Terrence J. RYNNE, Gandhi & Jesus: The saving Power of Nonviolence. Maryknoll, NY: Orbis Books, 2008. pp. 228. $20.00 pb. ISBN 13:978-1-57075-766-2.
Reviewed by John C. MEYER, Bradley University, Peoria, IL 61625

The underlying theme of this book is peace and nonviolence. The author and his wife have helped launch the Marquette University Center for Peacemaking in Milwaukee. Rynne traces the formation and life of Mohandas Gandhi growing up in India, studying in England, and working in South Africa and India. He points out that Gandhi's fundamental beliefs were in the Hindu concepts of atman (the innermost essence of each individual), moksha (liberation), karma (actions and their effects on this life and future lives), dharma (the law built into the universe that makes all cohere), reincarnation (transmigration), and cow-protection (following from his belief in the unity of all life). At the same time, he rejected the caste system in India. Gandhi's religious views included the belief in the fundamental unity of human beings and the necessity of humans working together to relieve human suffering. Growing up as a Hindu in India, Gandhi's basic criticism of Christianity was that Christians should live their faith and do less verbal preaching of it. In this respect, Gandhi was highly influenced by Jesus' Sermon on the Mount in Matthew's Gospel. He also was greatly influenced by the symbol of the Jesus' Cross. According to Gandhi, the Hindu Bhagavad Gita, a popular religious poem within the epic Mahabbarata, was "the most important influence of all on his life and praxis" (p.32). He concluded from this study that ahimsa (doing no harm) is one's greatest duty. Both moksha and ahimsa are a pursuit of liberation for all people and not just for individuals.

Gandhi gave new meaning to the English phrase "passive resistance." He replaced it with the Indian term "satyagraha" (firmness in the truth). He claimed that it better understood and explained the position of oppressed peoples. It went beyond passive resistance, civil disobedience and pacifism. Satyagraha is bold, assertive, and risk taking. It includes ahimsa, tapasya (self-suffering), agrapha (force) and satya (truth). In Rynne's words: "...all four of these components work together to form satyagraha: resisting oppression assertively (agraha) through nonviolent, loving action (ahimsa) to find the living truth in the situation (satya), a truth that is discovered and authenticated through self-suffering (tapasya), a truth that transforms the situation and brings opponents together" (p.68). Satyagraha is both a theological vision and a way of life bringing about conflict resolution through nonviolence. It is a win-win situation without compromise. Following Gandhi's principles, freedom fighters were successful in the United States' civil rights movement, in South Africa against apartheid, in the overthrow of Ferdinand Marcos in the Philippines, and the Solidarity revolution in Poland.

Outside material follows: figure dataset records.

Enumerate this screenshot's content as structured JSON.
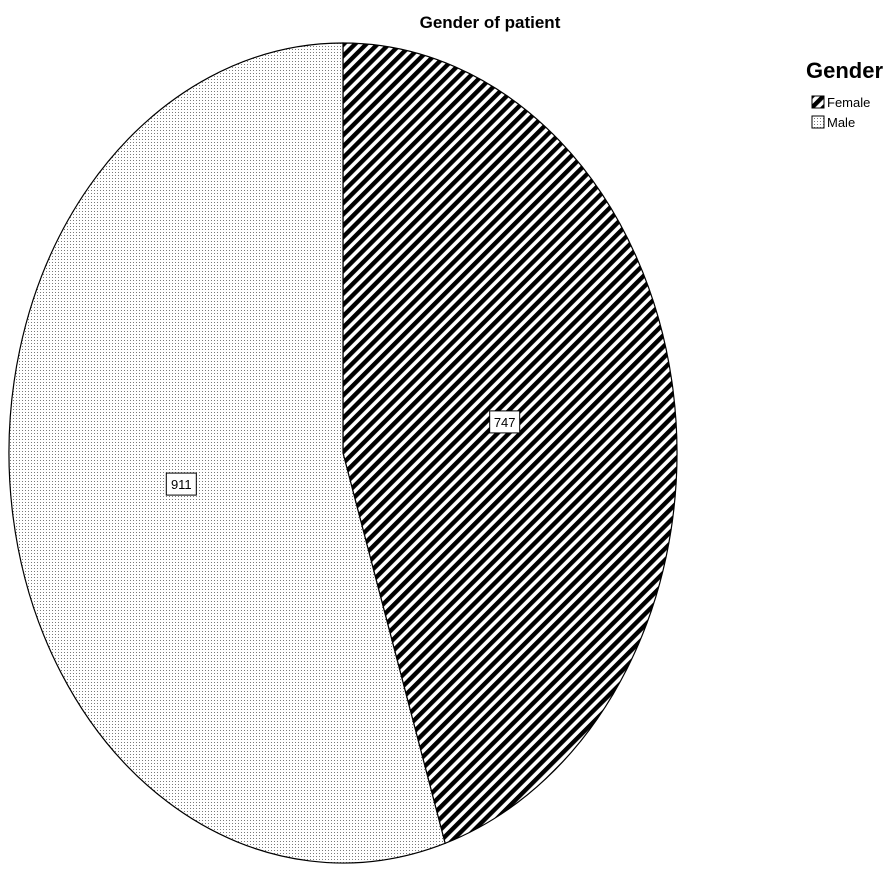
{
  "chart_data": {
    "type": "pie",
    "title": "Gender of patient",
    "legend_title": "Gender",
    "legend_position": "top-right",
    "categories": [
      "Female",
      "Male"
    ],
    "values": [
      747,
      911
    ],
    "data_labels": [
      "747",
      "911"
    ],
    "patterns": [
      "diagonal-hatch",
      "dotted"
    ],
    "colors": {
      "outline": "#000000",
      "background": "#ffffff",
      "hatch": "#000000"
    }
  }
}
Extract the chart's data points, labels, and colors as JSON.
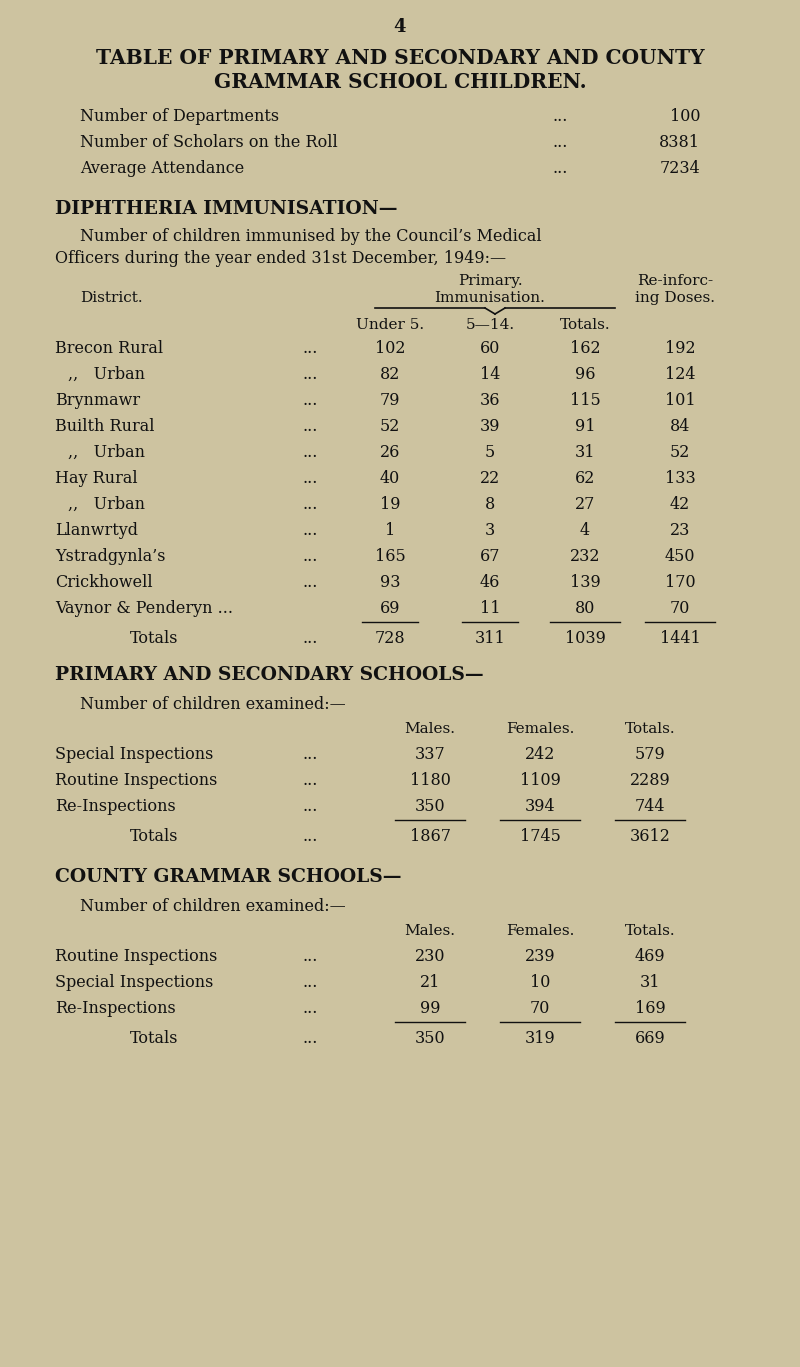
{
  "bg_color": "#cdc3a0",
  "text_color": "#111111",
  "page_number": "4",
  "title_line1": "TABLE OF PRIMARY AND SECONDARY AND COUNTY",
  "title_line2": "GRAMMAR SCHOOL CHILDREN.",
  "summary_rows": [
    [
      "Number of Departments",
      "...",
      "100"
    ],
    [
      "Number of Scholars on the Roll",
      "...",
      "8381"
    ],
    [
      "Average Attendance",
      "...",
      "7234"
    ]
  ],
  "diph_heading": "DIPHTHERIA IMMUNISATION—",
  "diph_subtext1": "Number of children immunised by the Council’s Medical",
  "diph_subtext2": "Officers during the year ended 31st December, 1949:—",
  "diph_rows": [
    [
      "Brecon Rural",
      "...",
      "102",
      "60",
      "162",
      "192"
    ],
    [
      ",,   Urban",
      "...",
      "82",
      "14",
      "96",
      "124"
    ],
    [
      "Brynmawr",
      "...",
      "79",
      "36",
      "115",
      "101"
    ],
    [
      "Builth Rural",
      "...",
      "52",
      "39",
      "91",
      "84"
    ],
    [
      ",,   Urban",
      "...",
      "26",
      "5",
      "31",
      "52"
    ],
    [
      "Hay Rural",
      "...",
      "40",
      "22",
      "62",
      "133"
    ],
    [
      ",,   Urban",
      "...",
      "19",
      "8",
      "27",
      "42"
    ],
    [
      "Llanwrtyd",
      "...",
      "1",
      "3",
      "4",
      "23"
    ],
    [
      "Ystradgynla’s",
      "...",
      "165",
      "67",
      "232",
      "450"
    ],
    [
      "Crickhowell",
      "...",
      "93",
      "46",
      "139",
      "170"
    ],
    [
      "Vaynor & Penderyn ...",
      "",
      "69",
      "11",
      "80",
      "70"
    ]
  ],
  "diph_totals": [
    "Totals",
    "...",
    "728",
    "311",
    "1039",
    "1441"
  ],
  "prim_sec_heading": "PRIMARY AND SECONDARY SCHOOLS—",
  "prim_sec_subtext": "Number of children examined:—",
  "prim_sec_rows": [
    [
      "Special Inspections",
      "...",
      "337",
      "242",
      "579"
    ],
    [
      "Routine Inspections",
      "...",
      "1180",
      "1109",
      "2289"
    ],
    [
      "Re-Inspections",
      "...",
      "350",
      "394",
      "744"
    ]
  ],
  "prim_sec_totals": [
    "Totals",
    "...",
    "1867",
    "1745",
    "3612"
  ],
  "county_heading": "COUNTY GRAMMAR SCHOOLS—",
  "county_subtext": "Number of children examined:—",
  "county_rows": [
    [
      "Routine Inspections",
      "...",
      "230",
      "239",
      "469"
    ],
    [
      "Special Inspections",
      "...",
      "21",
      "10",
      "31"
    ],
    [
      "Re-Inspections",
      "...",
      "99",
      "70",
      "169"
    ]
  ],
  "county_totals": [
    "Totals",
    "...",
    "350",
    "319",
    "669"
  ],
  "col_x": {
    "name": 55,
    "dots": 310,
    "under5": 390,
    "f14": 490,
    "tot": 585,
    "reinf": 680
  },
  "pss_col_x": {
    "name": 55,
    "dots": 310,
    "males": 430,
    "females": 540,
    "totals": 650
  }
}
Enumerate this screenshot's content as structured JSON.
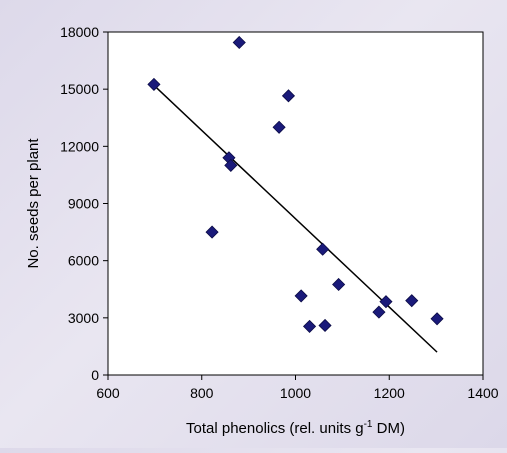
{
  "chart_data": {
    "type": "scatter",
    "title": "",
    "xlabel": "Total phenolics (rel. units g",
    "xlabel_superscript": "-1",
    "xlabel_suffix": " DM)",
    "ylabel": "No. seeds per plant",
    "xlim": [
      600,
      1400
    ],
    "ylim": [
      0,
      18000
    ],
    "x_ticks": [
      "600",
      "800",
      "1000",
      "1200",
      "1400"
    ],
    "y_ticks": [
      "0",
      "3000",
      "6000",
      "9000",
      "12000",
      "15000",
      "18000"
    ],
    "grid": false,
    "marker": "diamond",
    "marker_color": "#1a1a7a",
    "points": [
      {
        "x": 698,
        "y": 15250
      },
      {
        "x": 880,
        "y": 17450
      },
      {
        "x": 985,
        "y": 14650
      },
      {
        "x": 965,
        "y": 13000
      },
      {
        "x": 858,
        "y": 11400
      },
      {
        "x": 862,
        "y": 11000
      },
      {
        "x": 822,
        "y": 7500
      },
      {
        "x": 1058,
        "y": 6600
      },
      {
        "x": 1092,
        "y": 4750
      },
      {
        "x": 1012,
        "y": 4150
      },
      {
        "x": 1030,
        "y": 2550
      },
      {
        "x": 1063,
        "y": 2600
      },
      {
        "x": 1178,
        "y": 3300
      },
      {
        "x": 1193,
        "y": 3850
      },
      {
        "x": 1248,
        "y": 3900
      },
      {
        "x": 1302,
        "y": 2950
      }
    ],
    "trendline": {
      "x": [
        698,
        1302
      ],
      "y": [
        15200,
        1200
      ],
      "color": "#000000"
    }
  }
}
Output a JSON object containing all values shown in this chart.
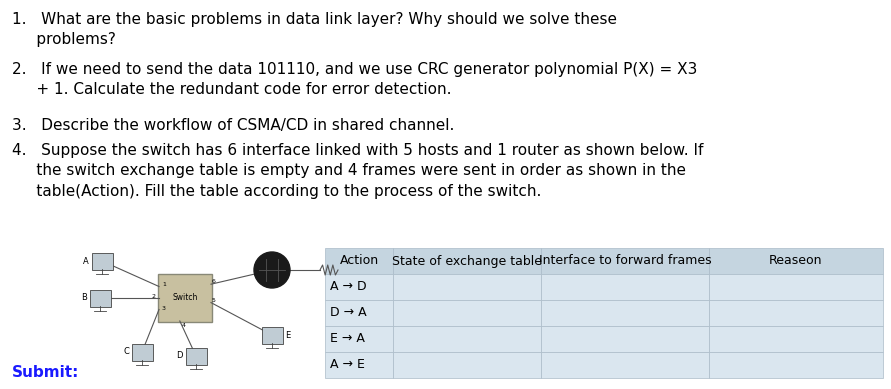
{
  "bg_color": "#ffffff",
  "text_color": "#000000",
  "submit_label": "Submit:",
  "table_header": [
    "Action",
    "State of exchange table",
    "Interface to forward frames",
    "Reaseon"
  ],
  "table_rows": [
    "A → D",
    "D → A",
    "E → A",
    "A → E"
  ],
  "table_header_bg": "#c5d5e0",
  "table_row_bg": "#dae6ef",
  "font_size_q": 11,
  "font_size_table_header": 9,
  "font_size_table_row": 9,
  "font_size_submit": 11,
  "q1": "1.   What are the basic problems in data link layer? Why should we solve these\n     problems?",
  "q2": "2.   If we need to send the data 101110, and we use CRC generator polynomial P(X) = X3\n     + 1. Calculate the redundant code for error detection.",
  "q3": "3.   Describe the workflow of CSMA/CD in shared channel.",
  "q4_line1": "4.   Suppose the switch has 6 interface linked with 5 hosts and 1 router as shown below. If",
  "q4_line2": "     the switch exchange table is empty and 4 frames were sent in order as shown in the",
  "q4_line3": "     table(Action). Fill the table according to the process of the switch."
}
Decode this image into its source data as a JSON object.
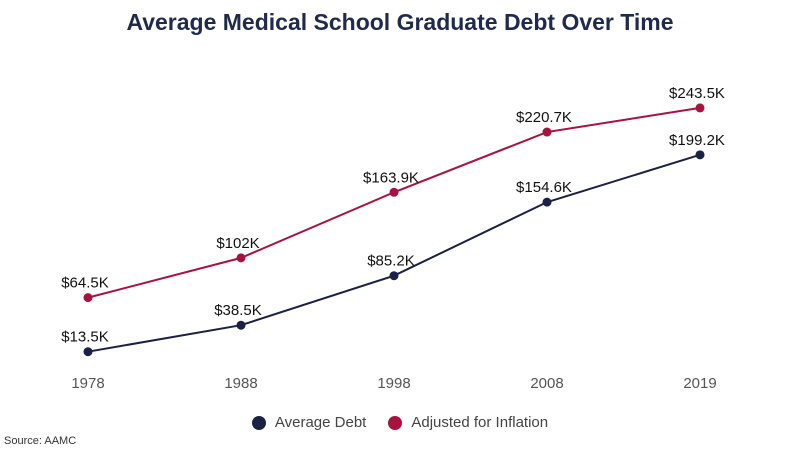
{
  "chart_data": {
    "type": "line",
    "title": "Average Medical School Graduate Debt Over Time",
    "categories": [
      "1978",
      "1988",
      "1998",
      "2008",
      "2019"
    ],
    "series": [
      {
        "name": "Average Debt",
        "color": "#1b2045",
        "values": [
          13.5,
          38.5,
          85.2,
          154.6,
          199.2
        ],
        "labels": [
          "$13.5K",
          "$38.5K",
          "$85.2K",
          "$154.6K",
          "$199.2K"
        ]
      },
      {
        "name": "Adjusted for Inflation",
        "color": "#a8123e",
        "values": [
          64.5,
          102,
          163.9,
          220.7,
          243.5
        ],
        "labels": [
          "$64.5K",
          "$102K",
          "$163.9K",
          "$220.7K",
          "$243.5K"
        ]
      }
    ],
    "ylim": [
      0,
      260
    ],
    "grid": false,
    "legend_position": "bottom-center",
    "source": "Source: AAMC"
  }
}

Rynne goes on to show that four major Christian theologians have been especially influenced by Gandhi's thought, namely, C.F. Andrews, a Christian missionary in India, John Howard Yoder, a Mennonite theologian, Bernard Haring, a Roman Catholic moral theologian, and Walter Wink, a Christian biblical theologian. He gives specific examples where Gandhi's influence is found in their writings. He also traces the history of the violent approach found in the practice of Christianity all the way back to the time of the Roman emperor, Constantine, and the Edict of Milan in the fourth century. He points out, however, that historical satisfaction theories of soteriology are being surpassed by contemporary views in terms of peace and nonviolence. Whereas great theologians such as Anselm in the past taught salvation as coming about through the obedient sacrifice of Jesus on the cross which appeased an angry God who needed to be satisfied by the blood of his Son, more contemporary soteriologies try to show that it was Jesus' whole life of suffering by practicing what he was preaching that brought about atonement. Rynne points out that: "Christ died because of the way he lived—not because God the Father had him killed. Historically, Jesus' message and his actions upset the powers that be" (p.160). Gandhi always considered himself to be not a theoretician but a man of action and he admired Jesus for this as well. Jesus embraced and taught nonviolence and salvation today is continuing Jesus' work of nonviolent action by individuals in community. Whereas Jesus has shown the Way by the life that he lived and for which he died, individuals in community continue living that life of nonviolent love in discipleship.

Rynne has captured in this volume the message of Jesus reflected in the teaching of Gandhi. Perhaps the world at large will also grasp this message as well when it comes to the realization that peace and human fulfillment come about not by domination but by self-giving love. Rynne has done a major service for religious people of all denominations by presenting this in-depth study of Gandhi's life and teaching that offers a model and a new way of understanding Christian salvation and our purpose on earth.